Beyond GDPR, Data Privacy Debate Gathers Steam in US

When it comes to data privacy, it’s not all about General Data Protection Regulation (GDPR), and it’s not all about Europe.

Here in the U.S., and in the wake of GDPR, which of course took effect in May, there exists the California Consumer Privacy Act of 2018, known colloquially as CCPA. The legislation is slated to go into effect on January 1 of 2020, and among other mandates requires (with some similarities to GDPR) that companies gather consent from their consumer base when it comes to collecting and using data — and there are also provisions that mandate consumers be compensated when their data is in fact used. There are monetary penalties involved in the event that data is used in non-compliance with laws.

As the state-level initiative looms, and as headlines mount over data breaches at Facebook and Google and any number of other firms, data privacy has garnered its share of attention from legislators. The attention has come most visibly through a series of hearings through the past few weeks.  Earlier this month advocates and industry observers testified before the Senate Committee on Commerce, Science and Transportation on consumer protections.

The hearing was titled “Consumer Data Privacy: Examining Lessons from the European Union’s General Data Protection Regulation and the California Consumer Privacy Act,” and came on the heels of a September hearing that looked at the ways some of the marquee names mentioned above could have and should have addressed security concerns.

The aim may be to foster data privacy and protection while making sure that innovation can take place — but how to get there is open for debate, and some stakeholders want a national data-privacy law in place.

In tandem with the October testimony of a series of privacy advocates and experts, a dozen organizations offered up a data-protection framework to the Senate committee, and the framework urges baseline federal data protection legislation that can be based on existing guidelines such as the OECD Privacy Guidelines and algorithmic transparency, among other mandates.

In an interview with PYMNTS conducted by written communication, Bart Lazar, partner at Seyfarth Shaw (focused on intellectual property and data privacy and security) said this week that the California Data Privacy Act can serve as a template for federal baseline legislation because “California makes up such a significant portion of the U.S. economy that it is difficult for a company to treat California consumers differently than they treat non-California consumers. The law is de facto legislating the country anyway.” He stated, too, that “the statute embraces many key concepts of transparency which should be part of any federal baseline of data protection.”

Asked what the takeaways might be from GDPR in its first few months, Lazar said privacy laws are difficult and expensive to comply with and the very broad definitions and scope of the GDPR can be cumbersome. “While we may be in an economic mode of protectionism, global companies have the need for global data protection policies to make data flows simpler, safer and more efficient,” he told PYMNTS.

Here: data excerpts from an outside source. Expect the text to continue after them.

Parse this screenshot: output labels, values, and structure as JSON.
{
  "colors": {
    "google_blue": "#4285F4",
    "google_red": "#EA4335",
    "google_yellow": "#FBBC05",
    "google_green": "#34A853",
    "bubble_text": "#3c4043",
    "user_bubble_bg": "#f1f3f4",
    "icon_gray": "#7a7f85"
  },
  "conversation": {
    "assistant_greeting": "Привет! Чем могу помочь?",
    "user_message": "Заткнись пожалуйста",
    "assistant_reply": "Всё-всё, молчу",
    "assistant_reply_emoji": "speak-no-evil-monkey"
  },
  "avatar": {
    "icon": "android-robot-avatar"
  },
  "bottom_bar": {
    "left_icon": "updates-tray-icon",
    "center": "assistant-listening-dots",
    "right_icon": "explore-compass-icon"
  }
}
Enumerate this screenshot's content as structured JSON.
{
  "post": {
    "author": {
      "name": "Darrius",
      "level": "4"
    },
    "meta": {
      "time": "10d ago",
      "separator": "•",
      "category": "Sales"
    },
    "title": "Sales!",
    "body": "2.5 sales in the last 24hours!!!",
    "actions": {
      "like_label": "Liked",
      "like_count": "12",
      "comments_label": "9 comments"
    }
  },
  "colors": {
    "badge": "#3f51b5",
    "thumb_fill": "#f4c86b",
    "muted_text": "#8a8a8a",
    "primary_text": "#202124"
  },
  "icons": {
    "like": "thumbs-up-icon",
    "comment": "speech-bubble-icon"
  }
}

With a nod to the push toward a national data-privacy framework here in the states, he said that “all” data cannot be protected by federal legislation. But “personal data and sensitive data can be defined and levels of protections determined through a regulatory process” that evolves along with input from stakeholders ranging from industry to advocates with an eye on setting a uniform standard of what constitutes security and even what constitutes protectable/personal data.

As with many treaty processes involving universal principles, he told PYMNTS,  “we should think of data rights similar to intellectual property — copyright, patent, trademark — all of these are the subject of international treaties providing baseline protections.”

And with a view of the recent Congressional hearings, he said the real debate is “not really consumer rights vs. big bad business. Consumers and industry win if the rules are clear and inexpensive for legitimate businesses to comply with them.”